Ванятин тоже встает, отряхивает сзади оттопырившиеся пузырем ватные штаны, а васильковые глаза его снова цветут, но нехорошим, нездешним цветом.

ГЛАВА ДВАДЦАТЬ ТРЕТЬЯ

1

Он гибнет ранним декабрьским утром. Вековая ель, развернувшись при падении, комлем ударила его в грудь. Когда подбежали к нему, он лежал на спине, в уголках его черных губ дрожала кровь, а глаза уже стекленели…

Письмо домой он так и не успел написать. И, наверно, к лучшему. Пусть думают девочка-дочка и подрастающий радость-сын, что погиб их отец на фронте смертью храбрых, защищая Родину.
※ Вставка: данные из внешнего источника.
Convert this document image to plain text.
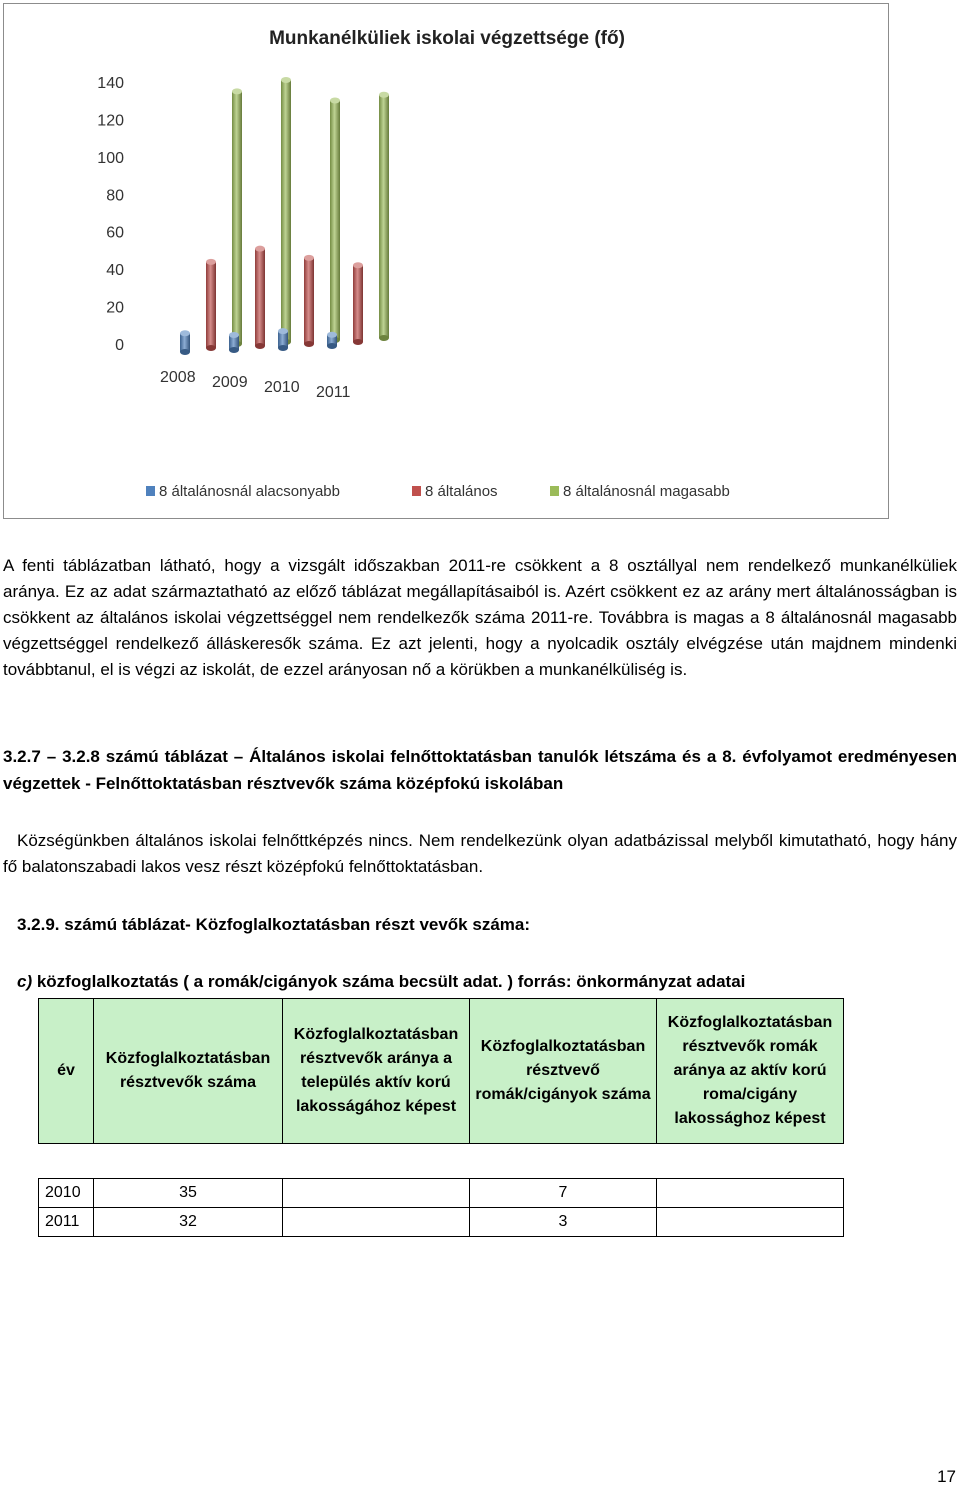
Munkanélküliek iskolai végzettsége (fő)
0
20
40
60
80
100
120
140
2008 2009 2010 2011
8 általánosnál alacsonyabb	8 általános	8 általánosnál magasabb

A fenti táblázatban látható, hogy a vizsgált időszakban 2011-re csökkent a 8 osztállyal nem rendelkező munkanélküliek aránya. Ez az adat származtatható az előző táblázat megállapításaiból is. Azért csökkent ez az arány mert általánosságban is csökkent az általános iskolai végzettséggel nem rendelkezők száma 2011-re. Továbbra is magas a 8 általánosnál magasabb végzettséggel rendelkező álláskeresők száma. Ez azt jelenti, hogy a nyolcadik osztály elvégzése után majdnem mindenki továbbtanul, el is végzi az iskolát, de ezzel arányosan nő a körükben a munkanélküliség is.

3.2.7 – 3.2.8 számú táblázat – Általános iskolai felnőttoktatásban tanulók létszáma és a 8. évfolyamot eredményesen végzettek - Felnőttoktatásban résztvevők száma középfokú iskolában

Községünkben általános iskolai felnőttképzés nincs. Nem rendelkezünk olyan adatbázissal melyből kimutatható, hogy hány fő balatonszabadi lakos vesz részt középfokú felnőttoktatásban.

3.2.9. számú táblázat- Közfoglalkoztatásban részt vevők száma:

c) közfoglalkoztatás ( a romák/cigányok száma becsült adat. ) forrás: önkormányzat adatai

év	Közfoglalkoztatásban résztvevők száma	Közfoglalkoztatásban résztvevők aránya a település aktív korú lakosságához képest	Közfoglalkoztatásban résztvevő romák/cigányok száma	Közfoglalkoztatásban résztvevők romák aránya az aktív korú roma/cigány lakossághoz képest

2010	35		7	
2011	32		3	
17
У меня немеет на морозе левое предплечье, пробитое когда-то немецкой пулей. Рука заметно слабеет, и я боюсь — сорвется топор или бревно с ваги или, еще хуже, — повалится дерево не туда, куда надо, и будет со мной то же, что и с Ванятиным.

В понедельник, до развода, я отправляюсь в медпункт. Вдоль барачной завалинки в темноте вытянулась длинная очередь. Люди топчутся, похлопывают себя по бокам драными варежками, зябко зевают. Мимо, поскрипывая сапогами, проходит плотная фигура начальника командировки.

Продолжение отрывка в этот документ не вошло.